You have all the, all their diagnostics and you have all their tests and you have All their previous prescriptions. And so it's not that far fetched that those capture something about the inherent health status of those, of those patients. And together with some variable selection and together with some like proximal causal inference.

Um, methodologies, you can gain slightly better trust on your estimates, but also like we are very down to earth, like we know that candidates that are being selected by the process. I mean, this is a process that generates candidates and candidates selected by the process are not directly translated into like, uh, good repurposing candidates.

As in. Every observational analysis, like the results need to be triangulated from other sources in order to gain like more confidence in the evidence that these specific candidates are promising for the, for, for the disease test. 

Alex: When we think about triangulation, do you believe that technology like large language models can be helpful in this?

For instance, in searching large databases of scientific research and finding candidate articles again, right. That we could use in order to confront our hypothesis with. 

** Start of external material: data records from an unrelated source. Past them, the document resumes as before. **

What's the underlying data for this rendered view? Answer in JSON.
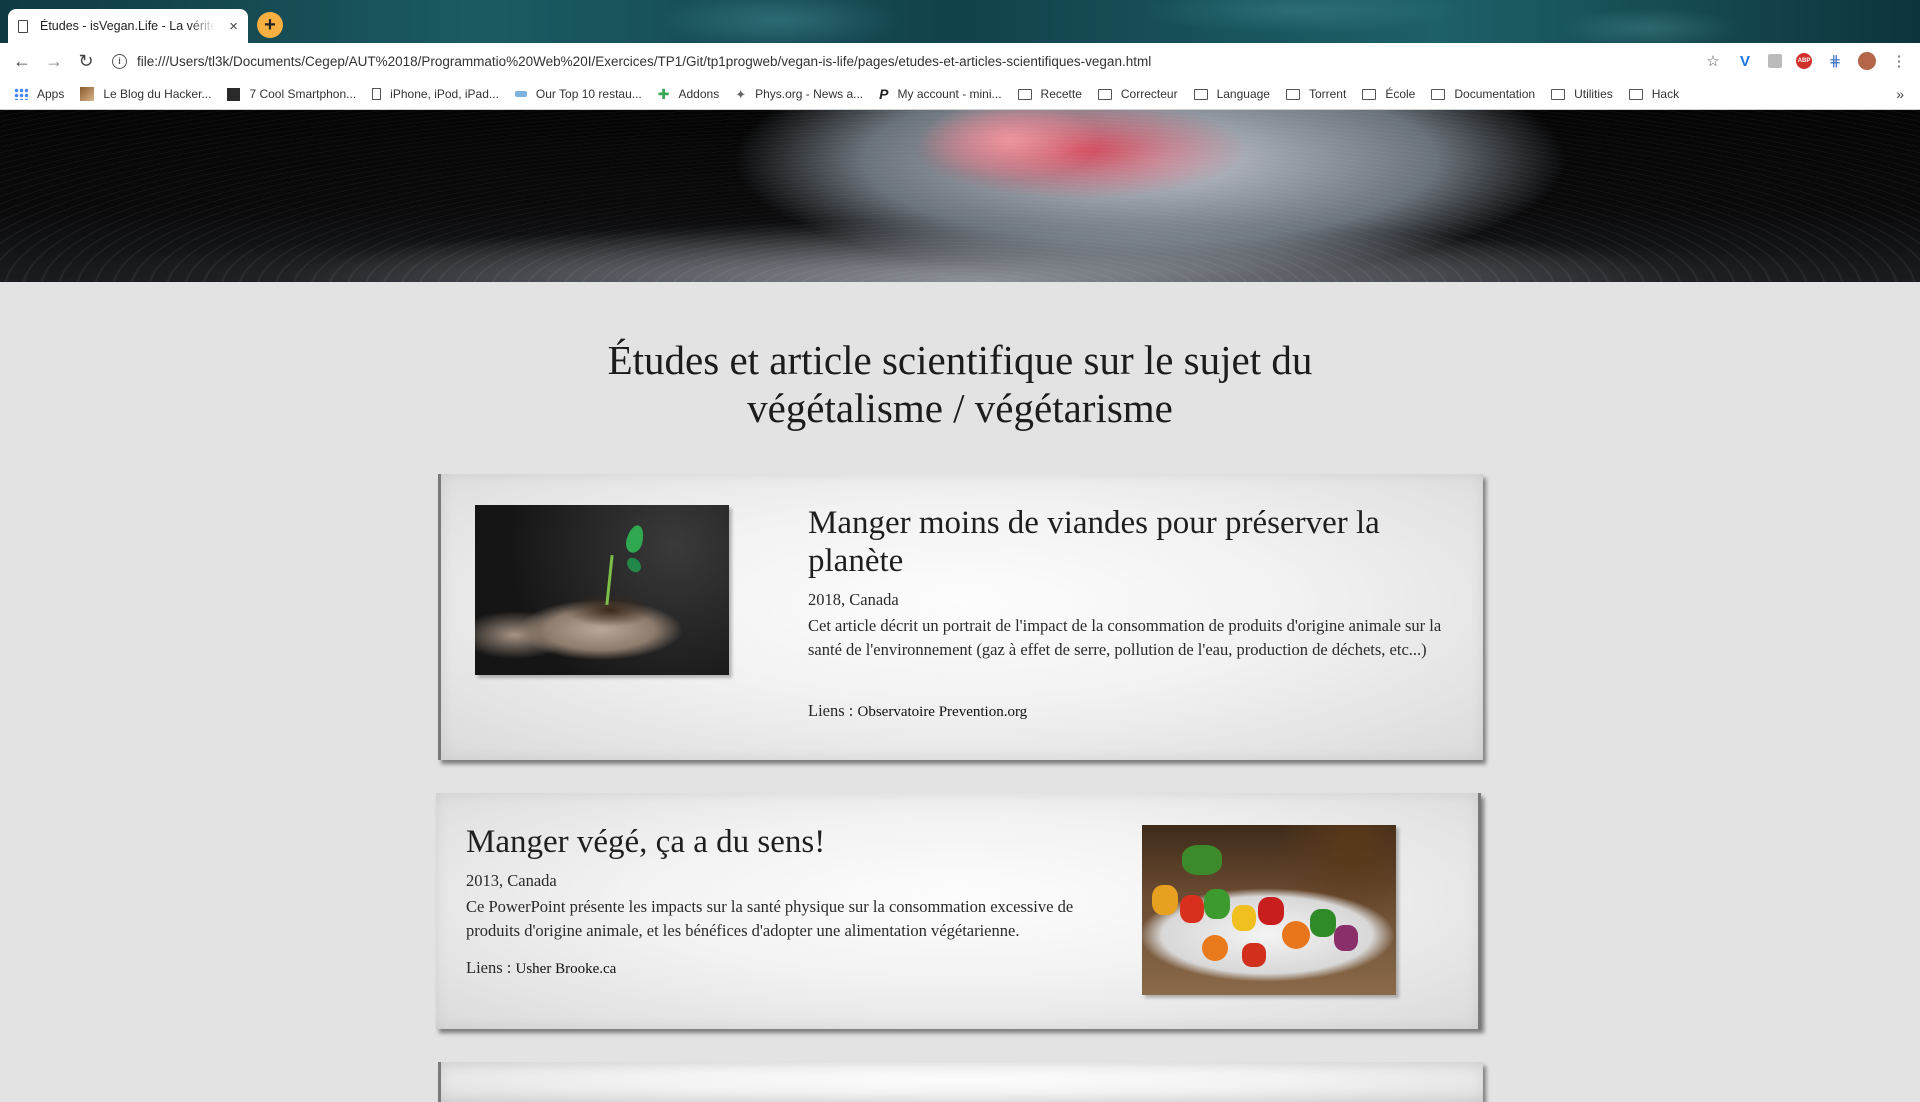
{
  "browser": {
    "tab_title": "Études - isVegan.Life - La vérité",
    "tab_close": "×",
    "new_tab": "+",
    "nav": {
      "back": "←",
      "forward": "→",
      "reload": "↻"
    },
    "url": "file:///Users/tl3k/Documents/Cegep/AUT%2018/Programmatio%20Web%20I/Exercices/TP1/Git/tp1progweb/vegan-is-life/pages/etudes-et-articles-scientifiques-vegan.html",
    "info_icon": "i",
    "star": "☆",
    "menu": "⋮",
    "extensions": {
      "v": "V",
      "grid": "⋕",
      "abp": "ABP"
    },
    "bookmarks": [
      {
        "label": "Apps",
        "icon": "apps-icon"
      },
      {
        "label": "Le Blog du Hacker...",
        "icon": "image-icon"
      },
      {
        "label": "7 Cool Smartphon...",
        "icon": "dark-square-icon"
      },
      {
        "label": "iPhone, iPod, iPad...",
        "icon": "page-icon"
      },
      {
        "label": "Our Top 10 restau...",
        "icon": "blue-icon"
      },
      {
        "label": "Addons",
        "icon": "puzzle-icon"
      },
      {
        "label": "Phys.org - News a...",
        "icon": "atom-icon"
      },
      {
        "label": "My account - mini...",
        "icon": "p-icon"
      },
      {
        "label": "Recette",
        "icon": "folder-icon"
      },
      {
        "label": "Correcteur",
        "icon": "folder-icon"
      },
      {
        "label": "Language",
        "icon": "folder-icon"
      },
      {
        "label": "Torrent",
        "icon": "folder-icon"
      },
      {
        "label": "École",
        "icon": "folder-icon"
      },
      {
        "label": "Documentation",
        "icon": "folder-icon"
      },
      {
        "label": "Utilities",
        "icon": "folder-icon"
      },
      {
        "label": "Hack",
        "icon": "folder-icon"
      }
    ],
    "bookmarks_more": "»"
  },
  "page": {
    "title_line1": "Études et article scientifique sur le sujet du",
    "title_line2": "végétalisme / végétarisme",
    "articles": [
      {
        "title": "Manger moins de viandes pour préserver la planète",
        "meta": "2018, Canada",
        "description": "Cet article décrit un portrait de l'impact de la consommation de produits d'origine animale sur la santé de l'environnement (gaz à effet de serre, pollution de l'eau, production de déchets, etc...)",
        "links_label": "Liens : ",
        "link_text": "Observatoire Prevention.org",
        "image": "seedling-in-hands"
      },
      {
        "title": "Manger végé, ça a du sens!",
        "meta": "2013, Canada",
        "description": "Ce PowerPoint présente les impacts sur la santé physique sur la consommation excessive de produits d'origine animale, et les bénéfices d'adopter une alimentation végétarienne.",
        "links_label": "Liens : ",
        "link_text": "Usher Brooke.ca",
        "image": "vegetable-skewers"
      }
    ]
  }
}
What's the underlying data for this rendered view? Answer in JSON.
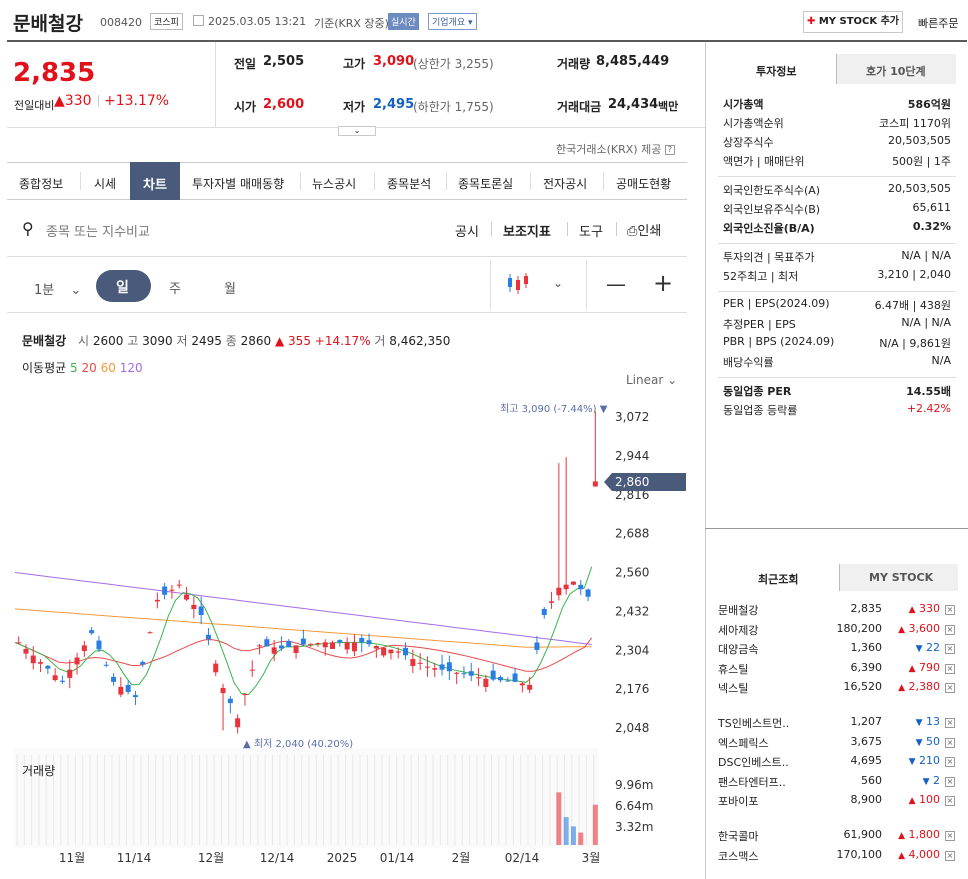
{
  "header": {
    "stock_name": "문배철강",
    "stock_code": "008420",
    "market_badge": "코스피",
    "datetime": "2025.03.05 13:21",
    "basis": "기준(KRX 장중)",
    "realtime_badge": "실시간",
    "company_overview": "기업개요",
    "my_stock_add": "MY STOCK 추가",
    "quick_order": "빠른주문"
  },
  "price": {
    "current": "2,835",
    "change_label": "전일대비",
    "change": "330",
    "change_pct": "+13.17%",
    "prev_label": "전일",
    "prev": "2,505",
    "high_label": "고가",
    "high": "3,090",
    "upper_limit": "(상한가 3,255)",
    "volume_label": "거래량",
    "volume": "8,485,449",
    "open_label": "시가",
    "open": "2,600",
    "low_label": "저가",
    "low": "2,495",
    "lower_limit": "(하한가 1,755)",
    "amount_label": "거래대금",
    "amount": "24,434",
    "amount_unit": "백만",
    "provider": "한국거래소(KRX) 제공"
  },
  "tabs": [
    "종합정보",
    "시세",
    "차트",
    "투자자별 매매동향",
    "뉴스공시",
    "종목분석",
    "종목토론실",
    "전자공시",
    "공매도현황"
  ],
  "toolbar": {
    "search_placeholder": "종목 또는 지수비교",
    "disclosure": "공시",
    "indicator": "보조지표",
    "tools": "도구",
    "print": "인쇄"
  },
  "period": {
    "minute": "1분",
    "day": "일",
    "week": "주",
    "month": "월"
  },
  "chart_info": {
    "name": "문배철강",
    "open_label": "시",
    "open": "2600",
    "high_label": "고",
    "high": "3090",
    "low_label": "저",
    "low": "2495",
    "close_label": "종",
    "close": "2860",
    "change": "▲ 355",
    "change_pct": "+14.17%",
    "volume_label": "거",
    "volume": "8,462,350",
    "ma_label": "이동평균",
    "ma5": "5",
    "ma20": "20",
    "ma60": "60",
    "ma120": "120",
    "scale": "Linear",
    "max_label": "최고 3,090 (-7.44%) ▼",
    "min_label": "▲ 최저 2,040 (40.20%)",
    "current_tag": "2,860",
    "volume_title": "거래량"
  },
  "chart_data": {
    "type": "candlestick",
    "y_ticks": [
      "3,072",
      "2,944",
      "2,816",
      "2,688",
      "2,560",
      "2,432",
      "2,304",
      "2,176",
      "2,048"
    ],
    "volume_ticks": [
      "9.96m",
      "6.64m",
      "3.32m"
    ],
    "x_ticks": [
      "11월",
      "11/14",
      "12월",
      "12/14",
      "2025",
      "01/14",
      "2월",
      "02/14",
      "3월"
    ],
    "ylim": [
      2000,
      3100
    ],
    "last_close": 2860,
    "high": 3090,
    "low": 2040,
    "colors": {
      "up": "#e8333a",
      "down": "#2a7de1",
      "ma5": "#3cb44b",
      "ma20": "#e84a4a",
      "ma60": "#f39a3c",
      "ma120": "#a56be6"
    }
  },
  "info_panel": {
    "tab_invest": "투자정보",
    "tab_orderbook": "호가 10단계",
    "rows_1": [
      {
        "label": "시가총액",
        "value": "586억원"
      },
      {
        "label": "시가총액순위",
        "value": "코스피 1170위"
      },
      {
        "label": "상장주식수",
        "value": "20,503,505"
      },
      {
        "label": "액면가 | 매매단위",
        "value": "500원 | 1주"
      }
    ],
    "rows_2": [
      {
        "label": "외국인한도주식수(A)",
        "value": "20,503,505"
      },
      {
        "label": "외국인보유주식수(B)",
        "value": "65,611"
      },
      {
        "label": "외국인소진율(B/A)",
        "value": "0.32%"
      }
    ],
    "rows_3": [
      {
        "label": "투자의견 | 목표주가",
        "value": "N/A | N/A"
      },
      {
        "label": "52주최고 | 최저",
        "value": "3,210 | 2,040"
      }
    ],
    "rows_4": [
      {
        "label": "PER | EPS(2024.09)",
        "value": "6.47배 | 438원"
      },
      {
        "label": "추정PER | EPS",
        "value": "N/A | N/A"
      },
      {
        "label": "PBR | BPS (2024.09)",
        "value": "N/A | 9,861원"
      },
      {
        "label": "배당수익률",
        "value": "N/A"
      }
    ],
    "rows_5": [
      {
        "label": "동일업종 PER",
        "value": "14.55배"
      },
      {
        "label": "동일업종 등락률",
        "value": "+2.42%"
      }
    ]
  },
  "recent": {
    "tab_recent": "최근조회",
    "tab_mystock": "MY STOCK",
    "items": [
      {
        "name": "문배철강",
        "price": "2,835",
        "dir": "up",
        "change": "330"
      },
      {
        "name": "세아제강",
        "price": "180,200",
        "dir": "up",
        "change": "3,600"
      },
      {
        "name": "대양금속",
        "price": "1,360",
        "dir": "down",
        "change": "22"
      },
      {
        "name": "휴스틸",
        "price": "6,390",
        "dir": "up",
        "change": "790"
      },
      {
        "name": "넥스틸",
        "price": "16,520",
        "dir": "up",
        "change": "2,380"
      },
      {
        "name": "TS인베스트먼..",
        "price": "1,207",
        "dir": "down",
        "change": "13"
      },
      {
        "name": "엑스페릭스",
        "price": "3,675",
        "dir": "down",
        "change": "50"
      },
      {
        "name": "DSC인베스트..",
        "price": "4,695",
        "dir": "down",
        "change": "210"
      },
      {
        "name": "팬스타엔터프..",
        "price": "560",
        "dir": "down",
        "change": "2"
      },
      {
        "name": "포바이포",
        "price": "8,900",
        "dir": "up",
        "change": "100"
      },
      {
        "name": "한국콜마",
        "price": "61,900",
        "dir": "up",
        "change": "1,800"
      },
      {
        "name": "코스맥스",
        "price": "170,100",
        "dir": "up",
        "change": "4,000"
      }
    ]
  }
}
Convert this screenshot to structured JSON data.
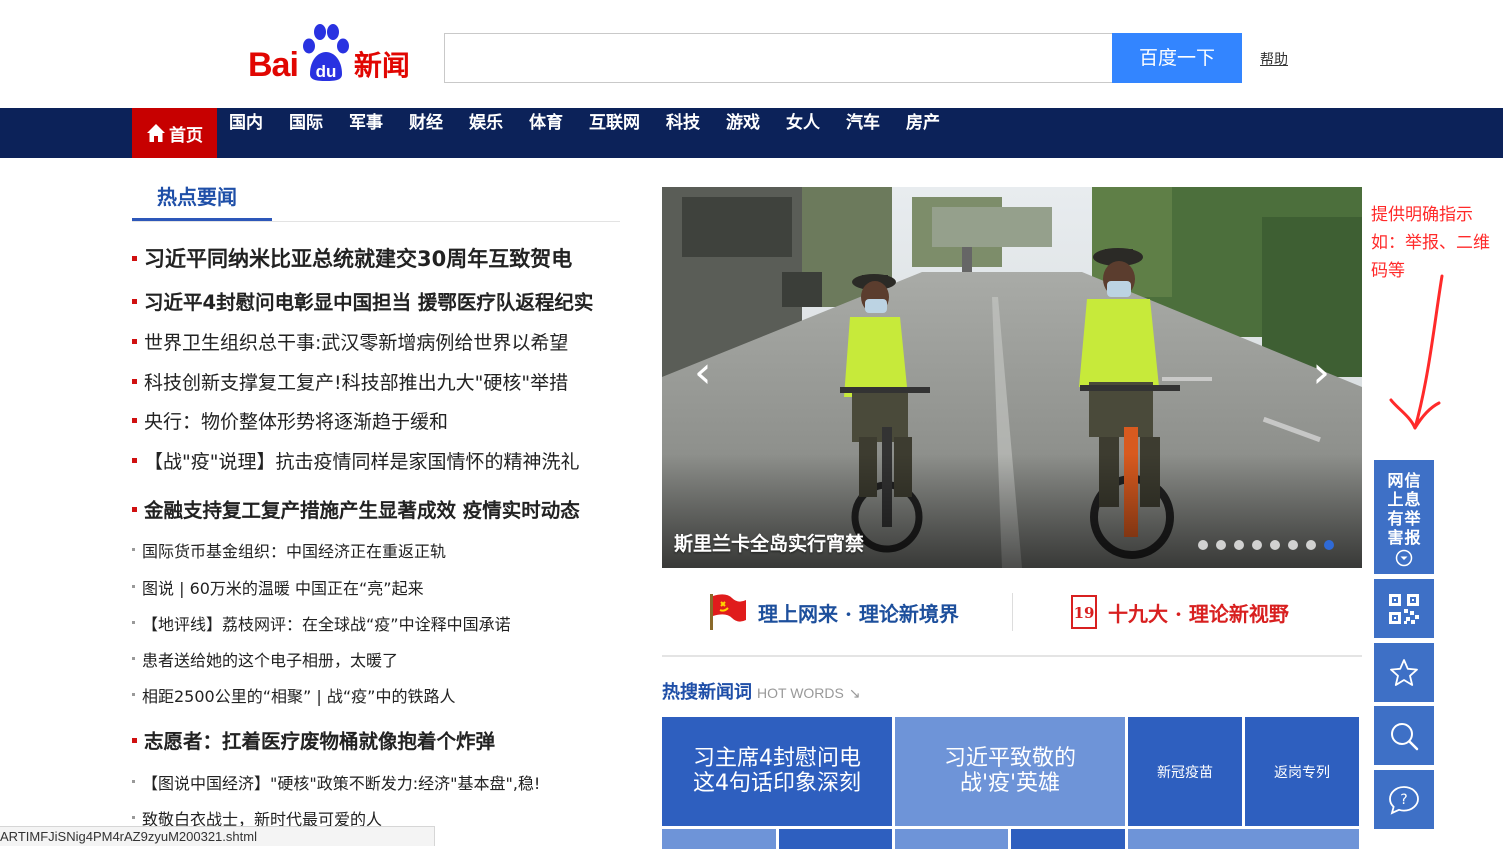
{
  "header": {
    "logo_bai": "Bai",
    "logo_du": "du",
    "logo_news": "新闻",
    "search_value": "",
    "search_button": "百度一下",
    "help": "帮助"
  },
  "nav": {
    "home": "首页",
    "items": [
      "国内",
      "国际",
      "军事",
      "财经",
      "娱乐",
      "体育",
      "互联网",
      "科技",
      "游戏",
      "女人",
      "汽车",
      "房产"
    ]
  },
  "left": {
    "section_title": "热点要闻",
    "news": [
      "习近平同纳米比亚总统就建交30周年互致贺电",
      "习近平4封慰问电彰显中国担当 援鄂医疗队返程纪实",
      "世界卫生组织总干事:武汉零新增病例给世界以希望",
      "科技创新支撑复工复产!科技部推出九大\"硬核\"举措",
      "央行：物价整体形势将逐渐趋于缓和",
      "【战\"疫\"说理】抗击疫情同样是家国情怀的精神洗礼",
      "金融支持复工复产措施产生显著成效 疫情实时动态",
      "国际货币基金组织：中国经济正在重返正轨",
      "图说 | 60万米的温暖 中国正在“亮”起来",
      "【地评线】荔枝网评：在全球战“疫”中诠释中国承诺",
      "患者送给她的这个电子相册，太暖了",
      "相距2500公里的“相聚” | 战“疫”中的铁路人",
      "志愿者：扛着医疗废物桶就像抱着个炸弹",
      "【图说中国经济】\"硬核\"政策不断发力:经济\"基本盘\",稳!",
      "致敬白衣战士，新时代最可爱的人"
    ]
  },
  "slideshow": {
    "caption": "斯里兰卡全岛实行宵禁",
    "prev": "‹",
    "next": "›",
    "total_slides": 8,
    "active_slide": 8
  },
  "banners": {
    "left": "理上网来 · 理论新境界",
    "right": "十九大 · 理论新视野",
    "right_badge": "19"
  },
  "hotwords": {
    "title": "热搜新闻词",
    "subtitle": "HOT WORDS",
    "tiles": [
      {
        "line1": "习主席4封慰问电",
        "line2": "这4句话印象深刻"
      },
      {
        "line1": "习近平致敬的",
        "line2": "战'疫'英雄"
      },
      {
        "text": "新冠疫苗"
      },
      {
        "text": "返岗专列"
      }
    ]
  },
  "annotation": {
    "text": "提供明确指示如：举报、二维码等"
  },
  "rail": {
    "report": [
      "网",
      "上",
      "有",
      "信",
      "息",
      "举"
    ],
    "report_last": "害报",
    "report_chars": [
      "网",
      "上",
      "有",
      "害",
      "信",
      "息",
      "举",
      "报"
    ]
  },
  "status_bar": "ARTIMFJiSNig4PM4rAZ9zyuM200321.shtml",
  "colors": {
    "nav_bg": "#0c2259",
    "home_bg": "#c70000",
    "accent_blue": "#3385ff",
    "tile_blue": "#2e5fbf",
    "tile_light": "#6e94d8",
    "rail_blue": "#3e70c6",
    "annotation_red": "#ff2a2a"
  }
}
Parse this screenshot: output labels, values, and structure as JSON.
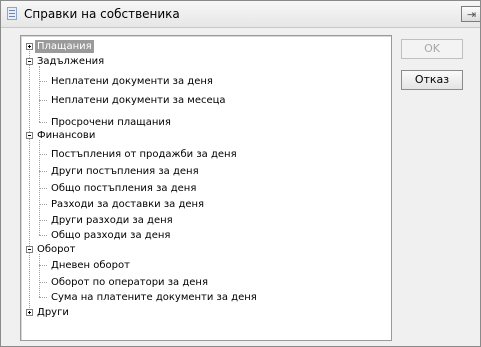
{
  "window": {
    "title": "Справки на собственика"
  },
  "buttons": {
    "ok": "OK",
    "cancel": "Отказ"
  },
  "tree": {
    "plashtania": "Плащания",
    "zadalzhenia": "Задължения",
    "zadalzhenia_items": [
      "Неплатени документи за деня",
      "Неплатени документи за месеца",
      "Просрочени плащания"
    ],
    "finansovi": "Финансови",
    "finansovi_items": [
      "Постъпления от продажби за деня",
      "Други постъпления за деня",
      "Общо постъпления за деня",
      "Разходи за доставки за деня",
      "Други разходи за деня",
      "Общо разходи за деня"
    ],
    "oborot": "Оборот",
    "oborot_items": [
      "Дневен оборот",
      "Оборот по оператори за деня",
      "Сума на платените документи за деня"
    ],
    "drugi": "Други"
  }
}
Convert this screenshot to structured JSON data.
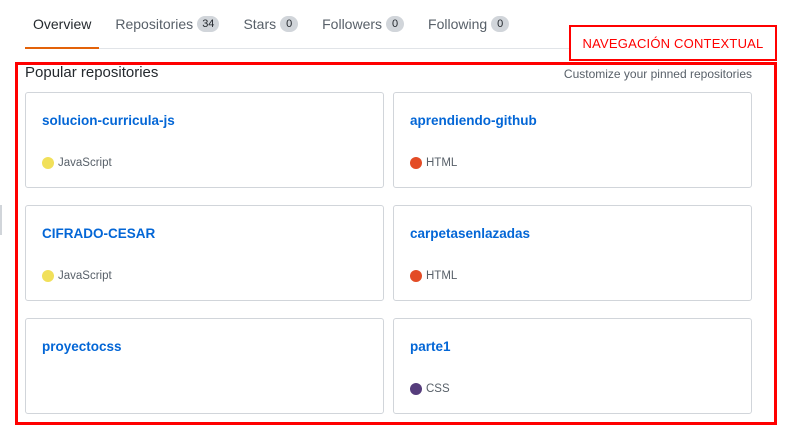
{
  "nav": {
    "tabs": [
      {
        "label": "Overview",
        "count": null,
        "selected": true
      },
      {
        "label": "Repositories",
        "count": "34",
        "selected": false
      },
      {
        "label": "Stars",
        "count": "0",
        "selected": false
      },
      {
        "label": "Followers",
        "count": "0",
        "selected": false
      },
      {
        "label": "Following",
        "count": "0",
        "selected": false
      }
    ],
    "accent_color": "#e36209"
  },
  "annotation": {
    "label": "NAVEGACIÓN CONTEXTUAL",
    "color": "#ff0000"
  },
  "popular": {
    "title": "Popular repositories",
    "customize_label": "Customize your pinned repositories",
    "repos": [
      {
        "name": "solucion-curricula-js",
        "language": "JavaScript",
        "language_color": "#f1e05a"
      },
      {
        "name": "aprendiendo-github",
        "language": "HTML",
        "language_color": "#e34c26"
      },
      {
        "name": "CIFRADO-CESAR",
        "language": "JavaScript",
        "language_color": "#f1e05a"
      },
      {
        "name": "carpetasenlazadas",
        "language": "HTML",
        "language_color": "#e34c26"
      },
      {
        "name": "proyectocss",
        "language": "",
        "language_color": ""
      },
      {
        "name": "parte1",
        "language": "CSS",
        "language_color": "#563d7c"
      }
    ]
  }
}
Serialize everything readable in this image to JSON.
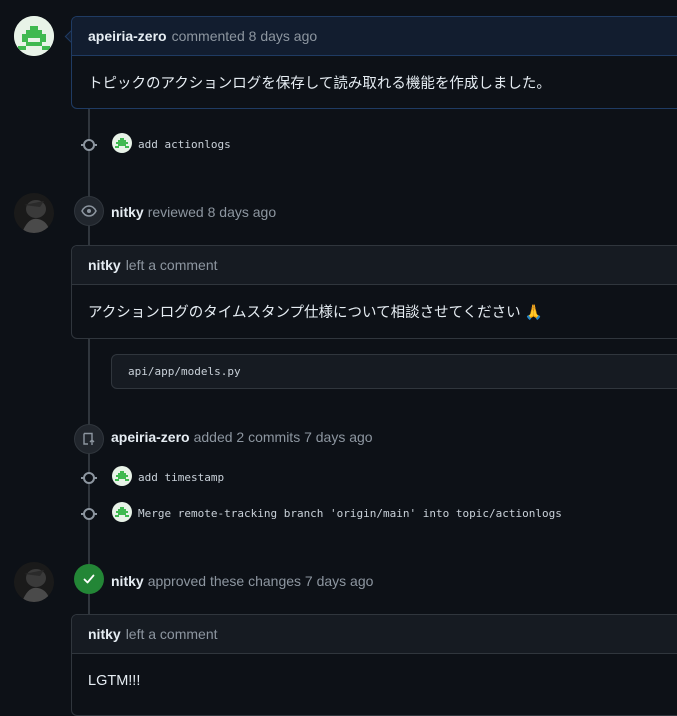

Ehud Karavani: Yes, definitely. So I guess like loud language models that are slightly more grounded into knowledge bases in some sense, but definitely, I mean, if I would have a large language model, um, I don't know, trained on PubMed for like, uh, medical publications and they find in my causal inference analysis that some drug with some active ingredient is beneficial.

And then I go in and I query these, uh, large language models and it tells me that there are some articles about that drug being effective in, I don't know, in mice. So that's really strong evidence. I don't know if it's strong, I mean, evidence is a spectrum, but this like further reinforces your trust that this candidate might be promising, then it should be moved further along for further testing to see if it's really, if it can be really beneficial.

Alex: When talking about causal leave and then about the system that you just described, you emphasize that it's important that those systems are, are efficient. They are written in a certain, in a certain way. Now, we met yesterday for a dinner and you told me that you believe in good code. 

Yeah. Why 

is that? 

Ehud Karavani: If you can trust the code, you can trust the results.

In some sense, the code is God. Because it doesn't matter what you describe in your methods section, and like how well you describe it or not. The code is very definitive about what it does and how it does it. And today's research is inseparable from coding. Software is inseparable from science in some sense, because you cannot do empirical research without statistics, without computation, without writing code.

And in order to gain confidence in the conclusions, You need to have confidence in the methods. So you need to have confidence in code. And so testing code is like the most important thing. And I know like it's easy. It's easier said than done because like when we get to it, like people usually don't often like to test their code.

Not just that it's important. I think like testing the code will allow you to design the code better in the first place. And if the code is designed better, if you know, if you can break it down into compa into, into components, it means you can break down the question. into components. And so those two are really tightly connected in some sense.

Alex: Those principles of modularity, is that something that you also used when designing Causallib? Of course. 

Ehud Karavani: Yes. No, definitely. So, so designing Causalib was, was first of all, a lesson in figuring out how causal inference operates, knowing that you can estimate an effect. And you can also estimate counterfactual outcomes.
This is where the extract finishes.